Of course in places like Australia the regulators wouldn’t readily allow such financial innovation without a banking license and the associated regulatory barriers to entry. Such a pity. Luckily the financial regulators in Kenya are a bit slow moving and exactly this scheme did get off the ground about two years ago. It now has over 7 million users and a lot of other mobile phone companies across the developing world are moving to copy the service. It’s called M-PESA (Swahili for mobile money). Check it out.
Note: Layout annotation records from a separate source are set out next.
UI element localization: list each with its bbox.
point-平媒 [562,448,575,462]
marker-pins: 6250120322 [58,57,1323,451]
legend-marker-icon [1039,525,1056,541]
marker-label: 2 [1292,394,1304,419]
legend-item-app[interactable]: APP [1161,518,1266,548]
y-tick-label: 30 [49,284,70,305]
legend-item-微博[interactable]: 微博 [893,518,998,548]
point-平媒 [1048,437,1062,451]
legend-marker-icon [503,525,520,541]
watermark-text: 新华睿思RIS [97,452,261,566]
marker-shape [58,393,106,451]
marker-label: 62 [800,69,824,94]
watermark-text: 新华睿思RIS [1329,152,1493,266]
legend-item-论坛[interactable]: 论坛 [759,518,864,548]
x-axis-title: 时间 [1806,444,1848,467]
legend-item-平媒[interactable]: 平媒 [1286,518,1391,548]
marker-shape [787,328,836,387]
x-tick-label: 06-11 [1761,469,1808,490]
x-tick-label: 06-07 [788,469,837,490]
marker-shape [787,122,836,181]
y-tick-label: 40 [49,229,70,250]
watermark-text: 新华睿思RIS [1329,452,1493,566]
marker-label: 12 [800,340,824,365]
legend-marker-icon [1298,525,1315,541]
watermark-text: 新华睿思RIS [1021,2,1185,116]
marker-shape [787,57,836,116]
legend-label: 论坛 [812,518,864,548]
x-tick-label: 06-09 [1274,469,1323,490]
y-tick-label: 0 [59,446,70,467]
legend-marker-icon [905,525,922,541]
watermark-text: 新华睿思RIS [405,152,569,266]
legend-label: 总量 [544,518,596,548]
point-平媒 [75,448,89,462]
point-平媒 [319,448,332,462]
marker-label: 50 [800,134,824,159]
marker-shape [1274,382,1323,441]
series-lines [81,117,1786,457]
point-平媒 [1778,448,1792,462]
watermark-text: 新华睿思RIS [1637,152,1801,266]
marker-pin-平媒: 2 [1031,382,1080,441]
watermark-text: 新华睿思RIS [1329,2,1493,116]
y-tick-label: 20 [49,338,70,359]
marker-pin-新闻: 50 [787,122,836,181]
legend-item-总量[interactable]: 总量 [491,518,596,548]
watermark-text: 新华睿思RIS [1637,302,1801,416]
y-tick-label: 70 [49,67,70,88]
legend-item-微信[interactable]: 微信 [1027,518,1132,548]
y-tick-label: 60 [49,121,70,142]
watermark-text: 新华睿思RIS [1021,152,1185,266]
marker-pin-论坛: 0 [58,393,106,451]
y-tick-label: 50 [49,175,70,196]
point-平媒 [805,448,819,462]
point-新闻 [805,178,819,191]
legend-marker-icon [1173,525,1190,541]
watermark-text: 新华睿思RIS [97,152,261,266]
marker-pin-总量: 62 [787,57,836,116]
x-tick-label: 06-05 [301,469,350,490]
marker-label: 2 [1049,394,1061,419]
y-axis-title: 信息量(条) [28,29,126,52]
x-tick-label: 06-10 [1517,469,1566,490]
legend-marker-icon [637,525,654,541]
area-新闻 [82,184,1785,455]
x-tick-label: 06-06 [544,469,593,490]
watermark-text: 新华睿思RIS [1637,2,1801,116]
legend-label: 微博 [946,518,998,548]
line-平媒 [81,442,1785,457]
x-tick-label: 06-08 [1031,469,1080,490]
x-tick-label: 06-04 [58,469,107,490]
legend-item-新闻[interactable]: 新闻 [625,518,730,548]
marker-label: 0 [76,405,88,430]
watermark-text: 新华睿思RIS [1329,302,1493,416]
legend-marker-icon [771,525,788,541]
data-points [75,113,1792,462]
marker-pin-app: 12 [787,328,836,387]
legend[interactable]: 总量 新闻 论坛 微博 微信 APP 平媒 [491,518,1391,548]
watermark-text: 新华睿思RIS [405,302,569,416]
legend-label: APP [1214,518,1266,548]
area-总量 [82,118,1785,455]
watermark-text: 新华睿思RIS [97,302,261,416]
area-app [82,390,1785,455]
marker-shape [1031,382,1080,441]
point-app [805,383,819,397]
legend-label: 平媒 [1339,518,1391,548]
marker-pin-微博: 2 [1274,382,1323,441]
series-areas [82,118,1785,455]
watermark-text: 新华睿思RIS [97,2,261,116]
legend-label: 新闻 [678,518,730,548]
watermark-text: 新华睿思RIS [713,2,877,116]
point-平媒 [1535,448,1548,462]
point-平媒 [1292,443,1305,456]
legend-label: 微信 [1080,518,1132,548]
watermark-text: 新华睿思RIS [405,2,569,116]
Okay but we have EFTPOS so why is this significant? In the developing world we are rapidly approaching (ie perhaps within a decade) the point where nearly everybody has a mobile phone. And yet vast number of these people don’t have access to a traditional bank account and are not likely to have one any time soon. Suddenly a whole section of humanity that has previously missed out is about to be able to access an in your pocket electronic payment system. Interesting times. I love innovation.